La aleja la Convención
Al mismo tiempo, en su proceso, la Convención comenzó a ser percibida por la población como lejana (especialmente por sectores populares asediados por problemas tan inmediatos como cotidianos). En esa lejanía, que hoy es recurrentemente referida en trabajos cualitativos con sectores populares (véase plataformatelar.cl), los constituyentes parecen haber asumido un rasgo sistémico de la política tradicional (“se olvidaron de nosotros”, “discuten temas que no nos interesan, en lugar de hacer lo que se les pidió”, entre otros argumentos). En esa asimilación con la clase política tradicional y no en la calidad del articulado aprobado por la Convención radica el potencial del rechazo y la apatía en los sectores populares.
Diversidad social versus adhesión precaria y efímera
A los partidos se les ha comprimido el tiempo y bifurcado el espacio. Deben representar una diversidad social mucho mayor buscando canalizar conflictos usualmente intensos y “monotemáticos”, mientras los tiempos que tienen para ello se han acortado, pues la adhesión que logran es precaria y efímera.

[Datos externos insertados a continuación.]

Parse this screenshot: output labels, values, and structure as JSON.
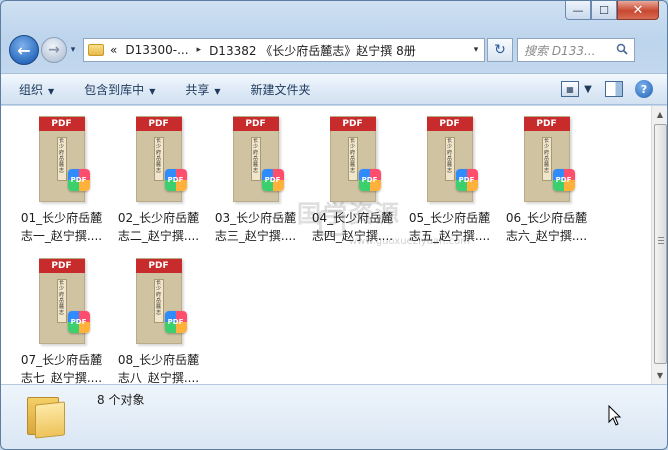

La democracia liberal y precaria de hoy
Tener un problema, por supuesto, no necesariamente supone contar con soluciones. El diagnóstico previo debiera mantener a raya el pensamiento mágico, pero evidentemente no es muy constructivo. El proceso constituyente actual, aún resultando exitoso, tampoco proveerá las soluciones que requerimos, porque recurre a mecanismos e instituciones funcionalmente obsoletas. Esa obsolescencia se asocia a las precariedades que hoy enfrentan las democracias liberales para generar y sostener, simultáneamente, dosis razonables de orden y legitimidad.
Los partidos políticos pueden colapsar
Los partidos políticos no se decretan por ley, pero sí pueden colapsar (más rápidamente) en presencia de incentivos institucionales que los debilitan. Iniciativas en principio muy bienvenidas como la descentralización, la introducción de primarias, las revocatorias de mandato e incluso la transparencia de los procedimientos internos pueden contribuir a destruir partidos, sin fomentar su reemplazo por organizaciones más fuertes y probas.
Las innovaciones democráticas
Las denominadas “innovaciones democráticas”, actualmente en el debate especializado (por ejemplo, la democracia directa, la democracia líquida, la votación cuadrática, la decisión por algoritmos, etcétera) tampoco constituyen soluciones razonables y transferibles, más allá de contextos particulares y aplicaciones específicas. No obstante, tal vez en esos intentos de innovación radique la posibilidad de dar con nuevos mecanismos, capaces de adecuar el ideal democrático al contexto de sociedades cuya complejidad hoy alimenta crisis de representación profundas y recurrentes.